The prevention of deck wetness was tested for the same values of the wave heights for the two options. The first option was related to the summation of the formed wave that occurs when the ship is moving in calm water and the pitch amplitude that occurs due to external influences (wind, waves from passing ships, cargo movement, etc.). The second option was based on the summation of the pitch amplitude at a given sea wave height. As the calculations showed, the dominance of one or the other option is possible. In general, the bow height of the vessels corresponded to the operating conditions at the selected sea wave heights.

A forecast of the decrease in the speed of the rescue vessel “Dattilo” during the rescue operation, taking into account the height of the wave, was made in this article. The speed of this vessel will decrease to 11.7 knots when moving against a $h_{3\%}$ = 5 m high wave.
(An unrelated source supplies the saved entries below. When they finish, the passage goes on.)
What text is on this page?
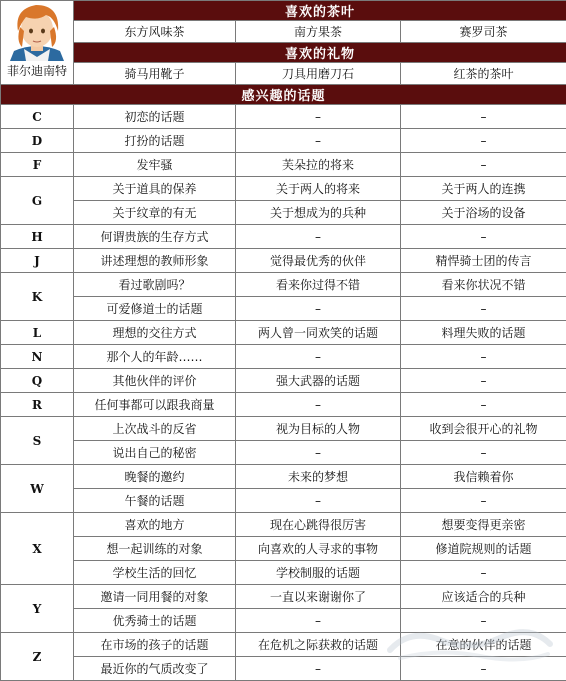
菲尔迪南特	喜欢的茶叶		
	东方风味茶	南方果茶	赛罗司茶
	喜欢的礼物		
	骑马用靴子	刀具用磨刀石	红茶的茶叶
感兴趣的话题			
C	初恋的话题	–	–
D	打扮的话题	–	–
F	发牢骚	芙朵拉的将来	–
G	关于道具的保养	关于两人的将来	关于两人的连携
	关于纹章的有无	关于想成为的兵种	关于浴场的设备
H	何谓贵族的生存方式	–	–
J	讲述理想的教师形象	觉得最优秀的伙伴	精悍骑士团的传言
K	看过歌剧吗？	看来你过得不错	看来你状况不错
	可爱修道士的话题	–	–
L	理想的交往方式	两人曾一同欢笑的话题	料理失败的话题
N	那个人的年龄……	–	–
Q	其他伙伴的评价	强大武器的话题	–
R	任何事都可以跟我商量	–	–
S	上次战斗的反省	视为目标的人物	收到会很开心的礼物
	说出自己的秘密	–	–
W	晚餐的邀约	未来的梦想	我信赖着你
	午餐的话题	–	–
X	喜欢的地方	现在心跳得很厉害	想要变得更亲密
	想一起训练的对象	向喜欢的人寻求的事物	修道院规则的话题
	学校生活的回忆	学校制服的话题	–
Y	邀请一同用餐的对象	一直以来谢谢你了	应该适合的兵种
	优秀骑士的话题	–	–
Z	在市场的孩子的话题	在危机之际获救的话题	在意的伙伴的话题
	最近你的气质改变了	–	–
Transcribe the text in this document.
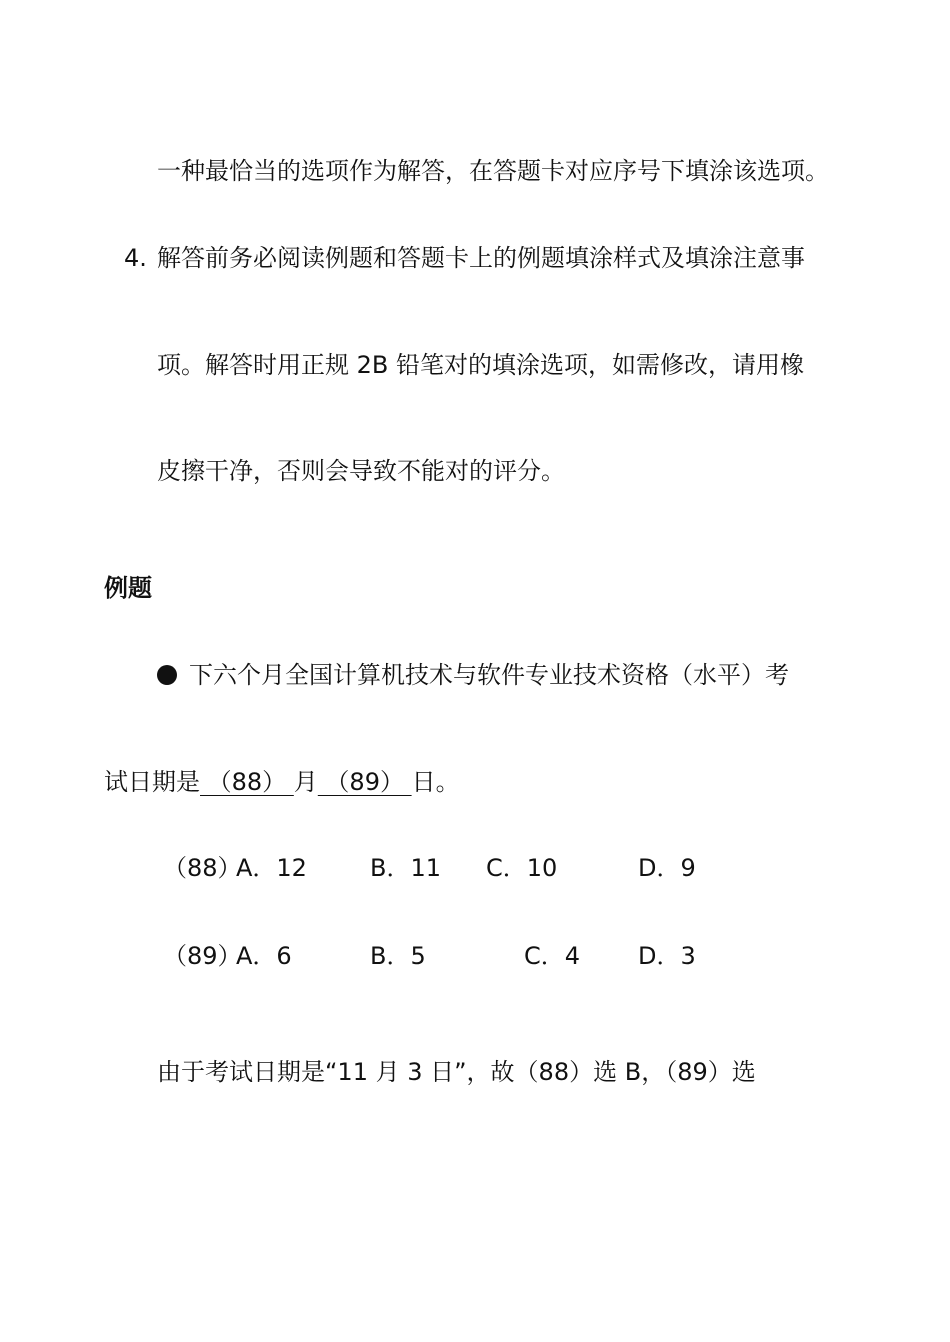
一种最恰当的选项作为解答，在答题卡对应序号下填涂该选项。
4. 解答前务必阅读例题和答题卡上的例题填涂样式及填涂注意事
项。解答时用正规 2B 铅笔对的填涂选项，如需修改，请用橡
皮擦干净，否则会导致不能对的评分。
例题
下六个月全国计算机技术与软件专业技术资格（水平）考
试日期是 （88） 月 （89） 日。
（88）
A．12	B．11 C．10	D．9
（89）
A．6	B．5	C．4 D．3
由于考试日期是“11 月 3 日”，故（88）选 B，（89）选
Consequently, in 20 h, during the maximum time of the rescue operation in the summer, the rescue ship will be able to cover about 230 nautical miles, which will be the boundary of the navigation area for the investigated vessels. In winter, the period of survival of a person in cold water is shorter, and the distance from the port of refuge will be less.

Design accelerations offered by classification societies do not exceed the allowable limits. Corresponding lines are plotted on the graphs, which limit the accelerations depending on the size of the vessel, the height of the wave, and the relative speed of the yacht.